Here are the main stops on this excellent bicycle tour, I won’t reveal all the secrets, I’ll let you book it and explore yourselves!
1.The Old Synagogue
Jewish history in Poland needs no introduction. Sadly the Germans invaded Poland in 1939 and tried to destroy all remains of Jewish community life here.
The Old Synagogue is flattened now and merely a monument remains. It’s beside the wonderful Shakespeare Theatre in Gdańsk starówka.
Next we stop at Złota Brama, Golden Gate. This is the entrance to the main city. An Amber museum sits here and it serves as a good introduction to the famous Ulica Długa (long lane) That leads down to the square.
A sad trio of black and white photographs on the entrance serve as a chilling reminder of the war. Gdańsk lay in ruins in 1945.
We stop by the main square, Długi Targ. Here we learn about the clock tower (the town hall), the Kings of Poland and Neptune’s Fountain.
Neptune’s Fountain is a rare survivor of the Second World War as it was removed, and then placed back.
Next we stop on the iconic Maryacka Street. Gargoyles on Houses are used for drainage, vendors sell lots of amber and the idyllic housing is a homage to the streets of Amsterdam. The world’s biggest brick church, St. Mary’s Basilica is also here.
5.Ill Fated Polish Post Office
The war dominates proceedings here too. This is currently a fully functioning post office and museum but this Polish Post Office has a torn history.
The history is a brave bit more sinister. To all intents and purposes, the Second World War really began here. German gunmen stormed this place at 5am on the 1st September 1939 killing the Polish workers around the same time of the Tczew Bridge bombing and Westerplatte. A chill goes down my spine on the realisation that it’s 80 years ago next week.
Memorials remember our fallen heroes of yesteryear.
6.World War 2 Museum
Museums are plentiful in historic Gdańsk. This one is modern, informative and essential. It opened in 2017.
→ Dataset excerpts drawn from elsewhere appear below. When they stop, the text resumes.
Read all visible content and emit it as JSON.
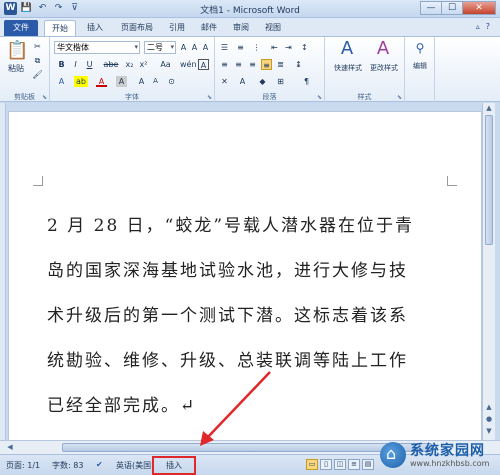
{
  "window": {
    "title": "文档1 - Microsoft Word",
    "qat": [
      "W",
      "💾",
      "↶",
      "↷",
      "⊽"
    ],
    "controls": [
      "—",
      "☐",
      "✕"
    ]
  },
  "tabs": {
    "file": "文件",
    "items": [
      "开始",
      "插入",
      "页面布局",
      "引用",
      "邮件",
      "审阅",
      "视图"
    ],
    "active": "开始",
    "right_icons": [
      "▵",
      "?"
    ]
  },
  "ribbon": {
    "clipboard": {
      "label": "剪贴板",
      "paste": "粘贴"
    },
    "font": {
      "label": "字体",
      "family": "华文楷体",
      "size": "二号",
      "buttons": [
        "A",
        "A",
        "Aa",
        "A",
        "wén",
        "A"
      ],
      "format": [
        "B",
        "I",
        "U",
        "abe",
        "x₂",
        "x²"
      ],
      "colors": [
        "A",
        "ab",
        "A",
        "A",
        "A",
        "A",
        "⊙"
      ]
    },
    "paragraph": {
      "label": "段落"
    },
    "styles": {
      "label": "样式",
      "quick": "快速样式",
      "change": "更改样式"
    },
    "editing": {
      "label": "编辑",
      "text": "编辑"
    }
  },
  "document": {
    "lines": [
      "2 月 28 日，“蛟龙”号载人潜水器在位于青",
      "岛的国家深海基地试验水池，进行大修与技",
      "术升级后的第一个测试下潜。这标志着该系",
      "统勘验、维修、升级、总装联调等陆上工作",
      "已经全部完成。↵"
    ]
  },
  "statusbar": {
    "page": "页面: 1/1",
    "words": "字数: 83",
    "lang": "英语(美国)",
    "insert": "插入"
  },
  "watermark": {
    "name": "系统家园网",
    "url": "www.hnzkhbsb.com"
  },
  "colors": {
    "accent": "#2a5aa8",
    "highlight_box": "#e0282a"
  }
}
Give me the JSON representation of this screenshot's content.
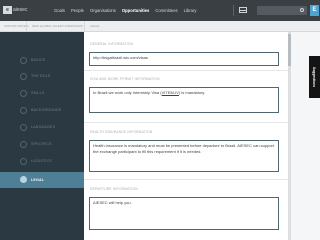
{
  "app": {
    "logo_letter": "e",
    "logo_text": "aiesec"
  },
  "nav": {
    "items": [
      "Goals",
      "People",
      "Organisations",
      "Opportunities",
      "Committees",
      "Library"
    ],
    "active_index": 3
  },
  "search": {
    "placeholder": ""
  },
  "user": {
    "avatar_letter": "E"
  },
  "breadcrumb": [
    "OPPORTUNITIES",
    "NEW GLOBAL TALENT INTERNSHIP",
    "LEGAL"
  ],
  "sidebar": {
    "items": [
      {
        "label": "BASICS"
      },
      {
        "label": "THE ROLE"
      },
      {
        "label": "SKILLS"
      },
      {
        "label": "BACKGROUNDS"
      },
      {
        "label": "LANGUAGES"
      },
      {
        "label": "SPECIFICS"
      },
      {
        "label": "LOGISTICS"
      },
      {
        "label": "LEGAL"
      }
    ],
    "active_index": 7
  },
  "form": {
    "general_title": "GENERAL INFORMATION",
    "general_value": "http://bsgalbrazil.wix.com/visas",
    "visa_title": "VISA AND WORK PERMIT INFORMATION",
    "visa_value_pre": "In Brazil we work only Internship Visa (",
    "visa_value_link": "VITEM-IV",
    "visa_value_post": ") is mandatory.",
    "health_title": "HEALTH INSURANCE INFORMATION",
    "health_value": "Health insurance is mandatory and must be presented before departure to Brazil. AIESEC can support the exchange participant to fill this requirement if it is needed.",
    "departure_title": "DEPARTURE INFORMATION",
    "departure_value": "AIESEC will help you."
  },
  "suggestions": {
    "label": "Suggestions"
  },
  "colors": {
    "topbar": "#3a3f44",
    "sidebar": "#2b3a42",
    "active_item": "#4e7f96",
    "avatar": "#4fa3d1",
    "field_border": "#4f6670"
  },
  "icons": {
    "mail": "envelope-icon",
    "search": "search-icon",
    "sidebar_marker": "circle-icon"
  }
}
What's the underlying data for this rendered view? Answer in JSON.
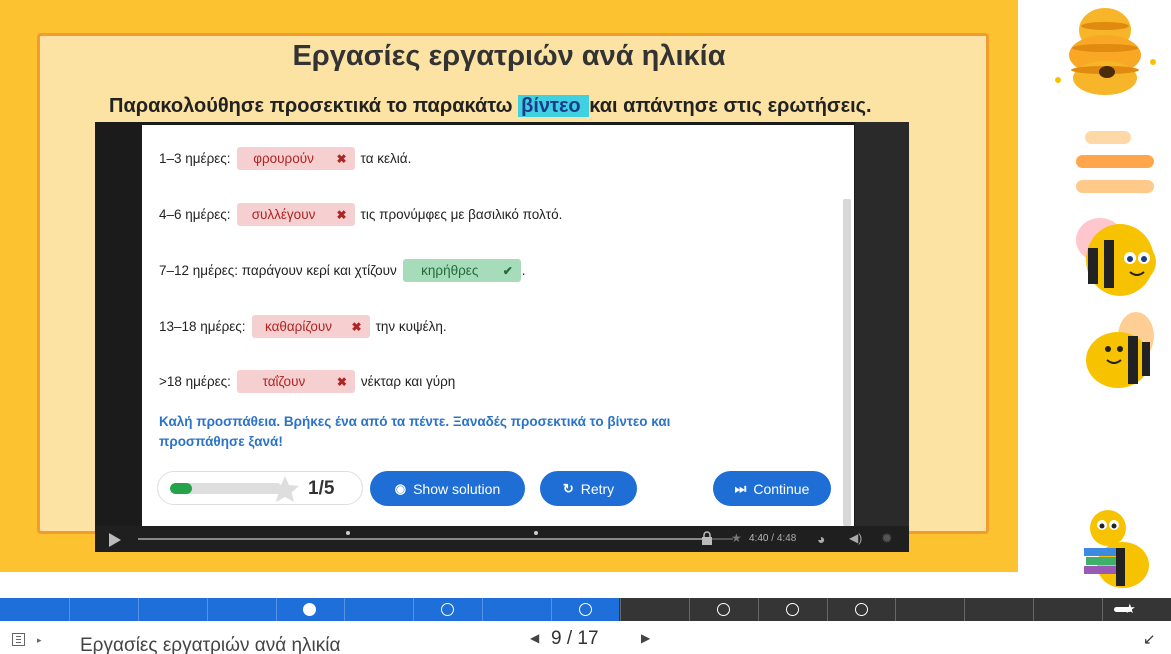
{
  "slide": {
    "title": "Εργασίες εργατριών ανά ηλικία",
    "instruction_before": "Παρακολούθησε προσεκτικά το παρακάτω ",
    "instruction_highlight": "βίντεο ",
    "instruction_after": "και απάντησε στις ερωτήσεις."
  },
  "quiz": {
    "rows": [
      {
        "prefix": "1–3 ημέρες:",
        "answer": "φρουρούν",
        "mark": "✖",
        "suffix": "τα κελιά.",
        "correct": false
      },
      {
        "prefix": "4–6 ημέρες:",
        "answer": "συλλέγουν",
        "mark": "✖",
        "suffix": "τις προνύμφες με βασιλικό πολτό.",
        "correct": false
      },
      {
        "prefix": "7–12 ημέρες: παράγουν κερί και χτίζουν",
        "answer": "κηρήθρες",
        "mark": "✔",
        "suffix": ".",
        "correct": true
      },
      {
        "prefix": "13–18 ημέρες:",
        "answer": "καθαρίζουν",
        "mark": "✖",
        "suffix": "την κυψέλη.",
        "correct": false
      },
      {
        "prefix": ">18 ημέρες:",
        "answer": "ταΐζουν",
        "mark": "✖",
        "suffix": "νέκταρ και γύρη",
        "correct": false
      }
    ],
    "feedback_line1": "Καλή προσπάθεια. Βρήκες ένα από τα πέντε. Ξαναδές προσεκτικά το βίντεο και",
    "feedback_line2": "προσπάθησε ξανά!",
    "score_text": "1/5",
    "score_fraction": 0.2,
    "buttons": {
      "show_solution": "Show solution",
      "retry": "Retry",
      "continue": "Continue"
    },
    "colors": {
      "wrong_bg": "#f6d0d0",
      "right_bg": "#a6dcb9",
      "button": "#1f6ed6",
      "feedback": "#2b73c8"
    }
  },
  "player": {
    "current_time": "4:40",
    "separator": " / ",
    "duration": "4:48",
    "progress_fraction": 0.97
  },
  "navigation": {
    "total_slides": 17,
    "current_slide": 9,
    "footer_title": "Εργασίες εργατριών ανά ηλικία",
    "page_current": "9",
    "page_separator": "/",
    "page_total": "17"
  },
  "icons": {
    "menu": "menu-icon",
    "prev": "◀",
    "next": "▶",
    "exit_fullscreen": "↙",
    "eye": "👁",
    "retry": "↻",
    "continue": "⏭",
    "star": "★"
  }
}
Next we head to Gdańsk Shipyard. Once a world leader in ship building, the shipyard sits rusty, skyline dominating and derelict.
We pose by the Harbour and the robots walking from the water.
We enter one of the derelict buildings. It’s all a bit lonely and deserted. It’s a city of multiple faces.
In the 1980s, it was here in Gdańsk where the fall of communism all began. Trade Union guru Lech Wałęsa and his barmy army launched the Solidarność movement here.
As well as a marvellous museum, the Solidarność Centre offers good views over the city.
9.Jan Heweliusz Statue
When Poland was a Kingdom, there were more heroes putting the country on the map than first met the eye.
While Frederic Chopin, Maria Skłodowska Curie (Warszawians) And Mikołaj Kopernik (a Toruńian) All grew up in Poland, Gdańsk has its own astronomic legend, Jan Heweliusz. His statue is in the old town in the place where he was born.
10. Dolne Miasto
For the final furlong on the tour, we are in the city’s trendy Dolne Miasto (Down Town). Here we see the redevelopment of old buildings and wild nature. We see canals and locks before heading back to base.
There are of course more stops on the tour, and plenty of surprises. But I’ll let you all do it yourselves. Having mostly explored Gdańsk on foot, I now recommend this bicycle tour! It’s very insightful, not too strenuous and lasts around 3 hours. A bottle of water is included and you can ask as many questions as you want! Here are a few more photos!
Here are the details for booking the tour in Gdańsk:
There are two types of tour, the one I did is the public tour and priced from 103 zlotych. You can also get a private tour, priced from 147 zlotych.